Wednesday, November 19, 2008

Conference Jitters

This Saturday is the conference for my senior seminar course. We're all going to be presenting the very long papers we wrote as our English capstone project to a group of professors and audience who are all only vaguely interested because they're obligated as university professors and family/friends to attend this conference.

There are 10 of us graduating from the English department this year (it's a small university) so there are 10 papers to sit through.

This year, for the first time, along with the option to write a painfully dull academic research paper, the instructor gave the option to write a creative paper. Oh Joy! Because I did not want to write a super long and boring academic paper.

So, I chose to write 3 chapters of a novel I'm working on, and I'll be presenting one of those chapters at the conference on Saturday. I was the only person who chose the creative writing option. The rest of the paper subjects consist of:

1. A biblical analysis of Fellowship of the Rings
2. A feminist gender analysis of Katherine Mansfield's "Bliss"
3. An analysis of how Hawthorne's story "The Great Stone" is symbolic of man's connection to nature
4. An exploration of the tendency of Victorian authors to revere the dead female form
5. A paper by an English ed. major on the importance of teaching reading for deeper comprehension
6. A feminist analysis of Captain Kathryn Janeway in Star Trek Voyager
7. A feminist analysis of Hawthorne's "Blithedale Romance"
8. A feminist critique of Kerouac's "On the Road" and "The Subterraneans"
9. A feminist analysis of romance novels as a genre.
10. My novel chapter.

(There's only one guy in the class...can you guess which paper is his?)

Lucky for me, I drew the very last spot on the conference schedule, so if anyone is either a) left in the audience, or, b) still awake, I get to close the show with a literary reading from my novel-to-be.

Needless to say, as the only creative piece in the bunch, I'm a nervous wreck. On the one hand, I feel like I lucked out because I haven't had to kill myself researching, citing sources, making airtight arguments, etc. Blech. On the other hand, I feel like because I haven't done that work, because my whole paper is fiction, that perhaps I will command less respect for not having worked so hard on an academic analysis of something.

So, I have 2 more days to polish my presentation, practice reading my chapter out loud, and trying to squeeze the whole thing into 10 minutes.

Wish me luck...and send me all your positive vibes on Saturday! I'm hoping I can make my little creative piece shine in comparison to all the high brow academic work.

4 comments:

Angie Ledbetter said...

Good on you for taking the road less populated. I'd have done the same.

Think of the others' academic papers as students writing about someone else's work with their own opinions thrown in. Yours, conversely, is SHOWING how to take all you've learned and creating an original new work! Kudos and best of luck. Let us know how it went! (Hey, maybe there'll be an agent or editor in the audience who wants your work. Wouldn't that be stupendous?)

Wall_Flower said...

I think you will do great.
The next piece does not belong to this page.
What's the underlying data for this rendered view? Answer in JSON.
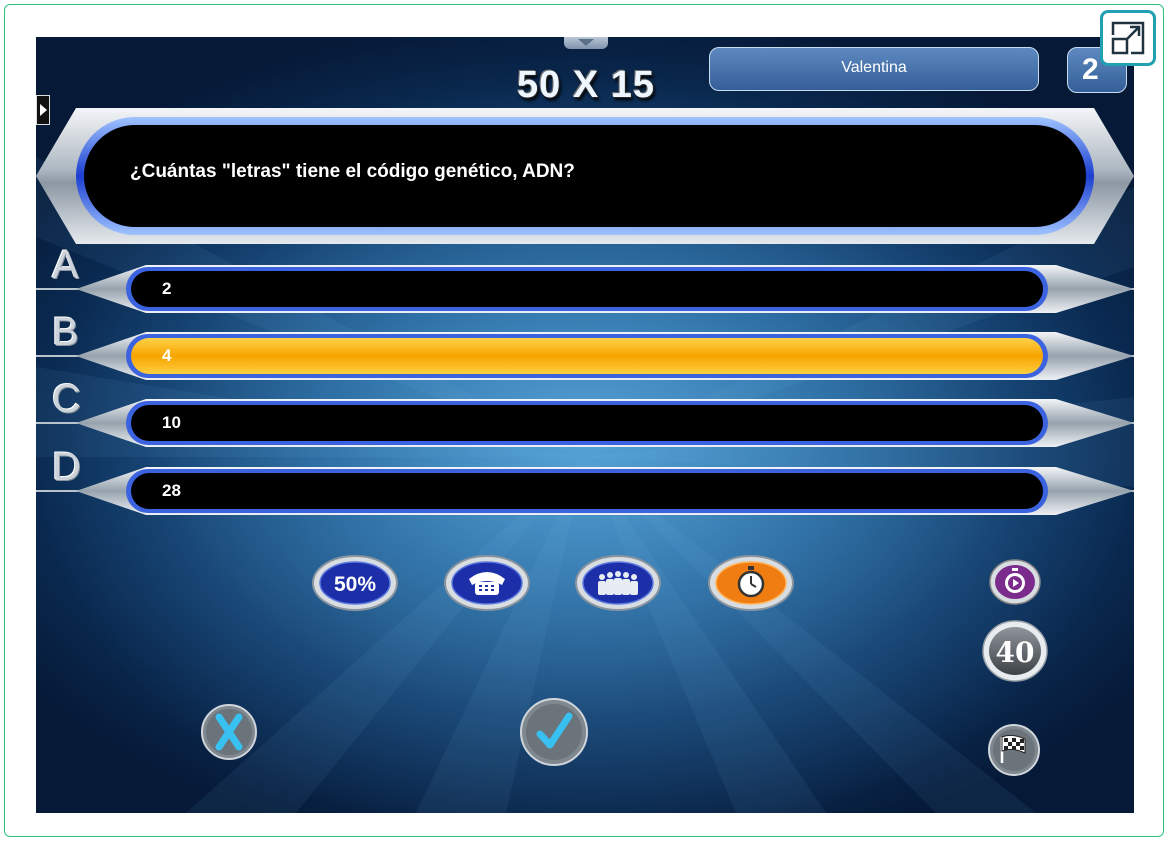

Just think about how you are one of the only creative writers graduating. Next year another instructor will be teaching the course, and creative writers wil not have the same wonderful oppertunity you have had to break free from the confines of academia. Don't worry, I promise not to stare too hard when you read your chapter!:)

M. Bail said...

Okay wallflower...are you going to let me know who you are or are you just messin' with me?!

M. Bail said...

Hah! I knew I was right! I figure out who wallflower is, in case anyone cared!